Bu yüzden artık onu takip etmekten vazgeçtiler ve tekrar Amr'a doğru yöneldiler. Ona şöyle sordular: "Sen kimsin?" "Serbest bıraktığınızda sizin için kurtuluşunuz yakın olacak, öldürdüğünüz takdirde ise size çok pahalıya mal olacak biriyim!" dedi. Onlar tekrar ismini ve kim olduğunu sordular. Yine sorulan soruyu cevapsız bıraktı. Köyün hâkimi olan İbn-i Ebi Beltea onu Musul'un valisi olan Abdurrahman b. Abdullah b. Osman es-Sekafî'nin yanına götürdü. Vali Amr'ı görür görmez tanıdı ve bu olup bitenleri Muaviye'ye bir mektupla bildirdi. Muaviye ise Amr için, Osman'a vurduğu gibi dokuz mızrak darbesi vurulmasını emretti. Onlar da emre uyup denileni yaptılar ve Amr, birinci veya ikinci darbeyi aldığında vefat etti. İbn-i Kesir'in rivayeti az önce naklettiğimiz Taberî'ye ait olan rivayetle birçok yönden farklılık arz etmektedir. İbn-i Kesir şöyle demektedir: "Muaviye'nin adamları onu bir mağarada ölü olarak buldular ve başını bedeninden ayırıp Muaviye'ye gönderdiler. İşte bu kesik baş, İslâm tarihinde şehirden şehire dolaştırılan ilk kesilmiş baş olarak tarihe geçmiştir. Muaviye, bedeninden ayrılmış olan bu kesik başı, kendi hapishanesinde tutuklu bulunan Amr'ın eşi Amine bint-i Şüreyd'e gönderdi. [Şu insan kılıklı vahşiye bakınız!]

Kesilmiş başı hanımının kucağına attılar. Amine ellerini kesilmiş başın alnına sürdü ve sonra dudaklarından öperek şöyle dedi: Uzun süredir beni ondan ayırdınız. Şimdi de bana onun ölüsünü mü geri getirdiniz. Ne kadar güzel bir hediyedir ki bu, hem seviyor, hem de seviliyor." İmam Hüseyin (a.s) Muaviye'ye bir mektup yazarak dedi ki: "Resulullah'ın ashabından, Amr b. Hamık'ı

öldüren sen değil misin? Allah'a ibadet etmekten bedeni yorgun düşmüş ve rengi sararıp solmuştu. Üstelik sen ona eman vermiştin. Öyle, ki bu güvenceyi uçan kuşa verselerdi, bu emana güvenip bulutların üstünden yere inerdi. Sen onu öldürüp Allah'a karşı küstahlık yaptın. Verdiğin ahdi hafife aldın..."
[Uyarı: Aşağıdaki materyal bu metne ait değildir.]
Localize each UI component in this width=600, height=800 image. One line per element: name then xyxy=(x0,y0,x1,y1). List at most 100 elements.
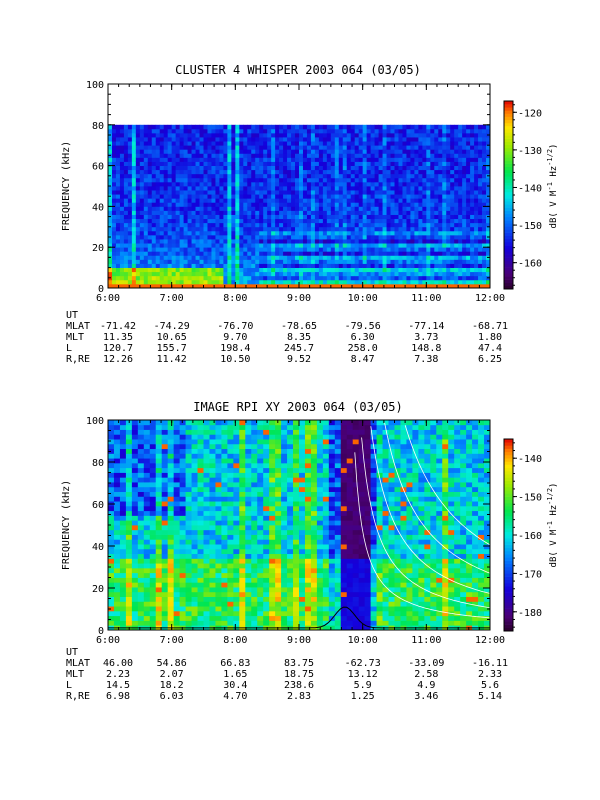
spectrogram-cell xyxy=(330,141,336,146)
spectrogram-cell xyxy=(398,226,403,232)
spectrogram-cell xyxy=(251,279,256,285)
spectrogram-cell xyxy=(362,145,368,150)
spectrogram-cell xyxy=(422,137,427,142)
spectrogram-cell xyxy=(247,263,252,268)
spectrogram-cell xyxy=(279,263,284,268)
spectrogram-cell xyxy=(414,279,419,285)
spectrogram-cell xyxy=(187,218,192,224)
spectrogram-cell xyxy=(418,283,423,289)
spectrogram-cell xyxy=(209,525,216,531)
spectrogram-cell xyxy=(342,173,348,179)
spectrogram-cell xyxy=(430,226,435,232)
spectrogram-cell xyxy=(322,141,328,146)
spectrogram-cell xyxy=(434,275,439,281)
spectrogram-cell xyxy=(131,486,139,492)
spectrogram-cell xyxy=(326,165,332,171)
spectrogram-cell xyxy=(330,239,336,244)
spectrogram-cell xyxy=(111,263,117,268)
spectrogram-cell xyxy=(131,177,137,183)
spectrogram-cell xyxy=(259,165,264,171)
spectrogram-cell xyxy=(195,141,200,146)
spectrogram-cell xyxy=(334,218,340,224)
spectrogram-cell xyxy=(426,190,431,195)
spectrogram-cell xyxy=(366,226,372,232)
spectrogram-cell xyxy=(171,194,177,199)
spectrogram-cell xyxy=(235,275,240,281)
spectrogram-cell xyxy=(362,230,368,236)
spectrogram-cell xyxy=(295,263,300,268)
spectrogram-cell xyxy=(458,247,463,252)
spectrogram-cell xyxy=(414,124,419,130)
spectrogram-cell xyxy=(386,137,391,142)
spectrogram-cell xyxy=(458,132,463,138)
spectrogram-cell xyxy=(223,157,228,162)
spectrogram-cell xyxy=(354,137,360,142)
spectrogram-cell xyxy=(358,255,364,260)
spectrogram-cell xyxy=(283,243,288,248)
spectrogram-cell xyxy=(215,263,220,268)
spectrogram-cell xyxy=(127,259,133,264)
spectrogram-cell xyxy=(446,218,451,224)
spectrogram-cell xyxy=(155,279,161,285)
spectrogram-cell xyxy=(131,202,137,207)
spectrogram-cell xyxy=(203,434,210,440)
spectrogram-cell xyxy=(310,243,316,248)
spectrogram-cell xyxy=(207,255,212,260)
spectrogram-cell xyxy=(470,263,475,268)
spectrogram-cell xyxy=(438,259,443,264)
spectrogram-cell xyxy=(470,161,475,166)
spectrogram-cell xyxy=(302,222,308,228)
spectrogram-cell xyxy=(221,515,228,521)
spectrogram-cell xyxy=(346,234,352,240)
spectrogram-cell xyxy=(446,267,451,273)
spectrogram-cell xyxy=(310,267,316,273)
spectrogram-cell xyxy=(362,226,368,232)
spectrogram-cell xyxy=(227,279,232,285)
spectrogram-cell xyxy=(474,263,479,268)
spectrogram-cell xyxy=(123,275,129,281)
spectrogram-cell xyxy=(199,247,204,252)
spectrogram-cell xyxy=(314,186,320,191)
spectrogram-cell xyxy=(119,491,127,497)
spectrogram-cell xyxy=(474,145,479,150)
spectrogram-cell xyxy=(478,210,483,215)
spectrogram-cell xyxy=(334,243,340,248)
spectrogram-cell xyxy=(330,132,336,138)
spectrogram-cell xyxy=(350,161,356,166)
spectrogram-cell xyxy=(279,255,284,260)
spectrogram-cell xyxy=(159,267,165,273)
spectrogram-cell xyxy=(161,448,169,454)
spectrogram-cell xyxy=(185,434,192,440)
spectrogram-cell xyxy=(482,251,487,256)
spectrogram-cell xyxy=(119,263,125,268)
spectrogram-cell xyxy=(438,251,443,256)
spectrogram-cell xyxy=(163,149,169,154)
spectrogram-cell xyxy=(183,279,188,285)
spectrogram-cell xyxy=(470,226,475,232)
spectrogram-cell xyxy=(486,128,491,134)
spectrogram-cell xyxy=(203,491,210,497)
spectrogram-cell xyxy=(108,141,113,146)
spectrogram-cell xyxy=(418,177,423,183)
spectrogram-cell xyxy=(310,206,316,211)
spectrogram-cell xyxy=(462,141,467,146)
spectrogram-cell xyxy=(326,161,332,166)
spectrogram-cell xyxy=(119,553,127,559)
spectrogram-cell xyxy=(406,239,411,244)
spectrogram-cell xyxy=(199,173,204,179)
spectrogram-cell xyxy=(342,132,348,138)
spectrogram-cell xyxy=(149,453,157,459)
spectrogram-cell xyxy=(338,218,344,224)
spectrogram-cell xyxy=(143,477,151,483)
spectrogram-cell xyxy=(402,239,407,244)
spectrogram-cell xyxy=(450,169,455,175)
spectrogram-cell xyxy=(239,124,244,130)
spectrogram-cell xyxy=(287,206,292,211)
spectrogram-cell xyxy=(115,210,121,215)
spectrogram-cell xyxy=(482,198,487,203)
spectrogram-cell xyxy=(185,448,192,454)
spectrogram-cell xyxy=(410,169,415,175)
spectrogram-cell xyxy=(458,263,463,268)
ephemeris-row-label: MLAT xyxy=(66,321,90,332)
spectrogram-cell xyxy=(326,202,332,207)
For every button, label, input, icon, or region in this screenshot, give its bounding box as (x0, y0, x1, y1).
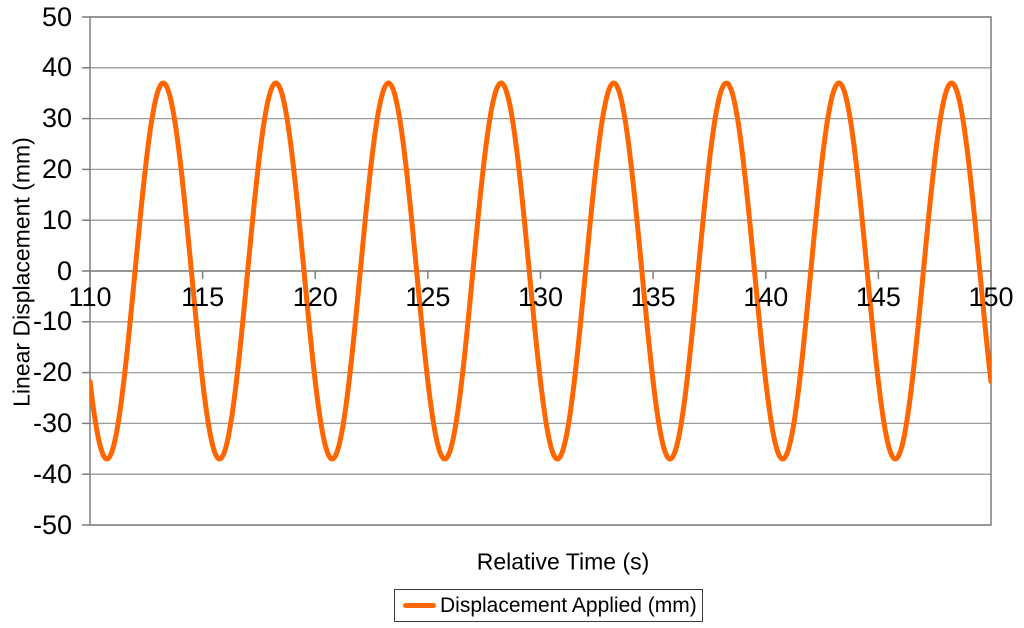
y-tick-label: 40 (41, 52, 72, 83)
series-line-swatch (403, 603, 436, 608)
legend-label: Displacement Applied (mm) (440, 593, 697, 617)
y-tick-label: -20 (32, 357, 72, 388)
x-axis-title: Relative Time (s) (476, 548, 650, 575)
y-tick-label: 50 (41, 1, 72, 32)
y-tick-label: -10 (32, 306, 72, 337)
y-tick-label: 20 (41, 153, 72, 184)
y-tick-label: 30 (41, 103, 72, 134)
x-tick-label: 120 (292, 282, 338, 312)
y-tick-label: -30 (32, 407, 72, 438)
y-tick-label: 0 (56, 255, 72, 286)
x-tick-label: 150 (968, 282, 1014, 312)
y-tick-label: 10 (41, 204, 72, 235)
x-tick-label: 125 (405, 282, 451, 312)
x-tick-label: 135 (630, 282, 676, 312)
y-tick-label: -50 (32, 509, 72, 540)
y-tick-label: -40 (32, 458, 72, 489)
x-tick-label: 130 (517, 282, 564, 312)
x-tick-label: 110 (68, 282, 112, 312)
series-path (90, 80, 991, 462)
x-tick-label: 140 (743, 282, 789, 312)
legend: Displacement Applied (mm) (394, 589, 703, 622)
x-tick-label: 145 (855, 282, 901, 312)
x-tick-label: 115 (181, 282, 225, 312)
Yazar: Buradaki ahitten, barış antlaşmasının beşinci maddesi kastedilmektedir.

Sefinet'ül-Bihar adlı kitabın yazarı şöyle der:

"Onun kabri Musul şehrinin yakınlarındadır. Seyf'ud- Devle'nin amcasının oğlu Ebu Abdullah Said b. Hamdan, hicrî 336 yılının şaban ayında mezarını ilk kez inşa eden şahıstır." Usul'ut-Tarih ve'l-Edeb adlı kitapta (c.9, s.2) şöyle deniyor: "Ebu Hasan Ali b. Ebu Bekir el-Hirevî, ez-Ziyarat kitabında şöyle yazmaktadır: Musul şehrinin yukarı semtinde Amr b. Hamık'ın mezarı  bulunmaktadır. Bedenini oraya gömdüler. Başını ise Şam'a götürdüler. İslâm'da şehir şehir dolaştırılan ilk kesik baş olduğu söylenmektedir. Bu ebedî istirahatgâhında İmam Hüseyin'in büyük evlâtlarından bazıları da yatmaktadır."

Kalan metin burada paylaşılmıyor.